= Arcadius and companions =

Arcadius, Paschasius, Probus and Eutychius were Chalcedonian Christian martyrs. Natives of Hispania, they became loyal counsellors of the Vandal king Gaiseric, but were ultimately proscribed, exiled, tortured and executed in 437 for refusing the king's command to convert to Arianism. Their story is recounted in the contemporary chronicle of Prosper of Aquitaine. Paschasius and Eutychius, whose name is sometimes given as Eutychian, were brothers.

Prosper records that the four men were for a long time trusted as advisors by Gaiseric for their wisdom and faithfulness. They were probably Romans who had first joined Gaiseric when the Vandals were in Hispania and had then continued with him after he invaded Africa in 429. Their sudden removal from court has been described as a "purge". Prosper says that Gaiseric demanded their conversion "to make them even more esteemed". When they refused, their property was confiscated and they were sent into exile. Their place of exile is unknown, but it must have been within the Vandal kingdom. The Epistula consolatoria ad Arcadium actum in exsilium a Genserico rege Vandalorum, a letter that Bishop Honoratus of Cirta wrote to Arcadius during his exile, has survived. In it, Honoratus urges Arcadius not to waver in his faith and assures him that he will be a martyr if he were killed. According to the letter, Arcadius had a wife and children. The purged courtiers were probably killed in Africa, as per the Roman Martyrology. Their murders were almost certainly a violation of Gaiseric's treaty of 435 with Western Roman Empire.

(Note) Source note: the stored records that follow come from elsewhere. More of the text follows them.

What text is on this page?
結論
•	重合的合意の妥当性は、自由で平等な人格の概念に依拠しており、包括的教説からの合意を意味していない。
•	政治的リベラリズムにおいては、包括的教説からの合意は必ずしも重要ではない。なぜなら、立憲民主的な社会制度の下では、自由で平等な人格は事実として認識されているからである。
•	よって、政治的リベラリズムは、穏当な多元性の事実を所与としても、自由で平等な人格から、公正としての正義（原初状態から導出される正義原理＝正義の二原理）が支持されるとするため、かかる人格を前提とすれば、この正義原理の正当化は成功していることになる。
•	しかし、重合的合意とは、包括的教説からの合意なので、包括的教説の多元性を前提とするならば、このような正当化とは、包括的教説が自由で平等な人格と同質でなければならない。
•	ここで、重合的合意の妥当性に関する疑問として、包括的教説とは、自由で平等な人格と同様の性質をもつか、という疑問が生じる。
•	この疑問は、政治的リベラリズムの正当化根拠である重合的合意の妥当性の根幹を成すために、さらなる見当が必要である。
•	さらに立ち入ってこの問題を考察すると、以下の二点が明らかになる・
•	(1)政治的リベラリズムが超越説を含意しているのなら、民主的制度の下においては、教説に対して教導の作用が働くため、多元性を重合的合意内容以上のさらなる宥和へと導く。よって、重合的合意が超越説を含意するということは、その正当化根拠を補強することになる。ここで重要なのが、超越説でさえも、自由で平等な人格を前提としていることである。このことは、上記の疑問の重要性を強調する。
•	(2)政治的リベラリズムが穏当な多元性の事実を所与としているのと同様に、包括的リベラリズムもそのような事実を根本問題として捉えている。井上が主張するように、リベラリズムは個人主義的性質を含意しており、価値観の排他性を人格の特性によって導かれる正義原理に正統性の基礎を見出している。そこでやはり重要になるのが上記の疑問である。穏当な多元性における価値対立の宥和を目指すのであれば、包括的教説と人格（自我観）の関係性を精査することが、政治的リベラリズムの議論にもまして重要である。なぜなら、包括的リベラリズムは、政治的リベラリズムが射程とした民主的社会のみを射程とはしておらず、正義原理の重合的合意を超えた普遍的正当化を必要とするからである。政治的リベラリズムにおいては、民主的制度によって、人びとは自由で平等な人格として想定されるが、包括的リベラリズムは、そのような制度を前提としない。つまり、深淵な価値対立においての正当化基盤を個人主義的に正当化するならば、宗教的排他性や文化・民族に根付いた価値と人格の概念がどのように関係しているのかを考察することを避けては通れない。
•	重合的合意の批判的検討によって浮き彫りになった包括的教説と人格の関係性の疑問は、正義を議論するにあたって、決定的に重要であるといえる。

Paschasius and Eutychius had a younger brother named Paulillus who was "very dear to the king on account of his fine body and refined nature", in the words of Prosper. He too refused to convert and was beaten and enslaved. He may have died from exposure. In the Catholic Church, the feast day of Arcadius and companions is 13 November. They are listed in the Roman Martyrology, but not the General Roman Calendar. They were the first martyrs of the Vandal persecution of Chalcedonians in Africa.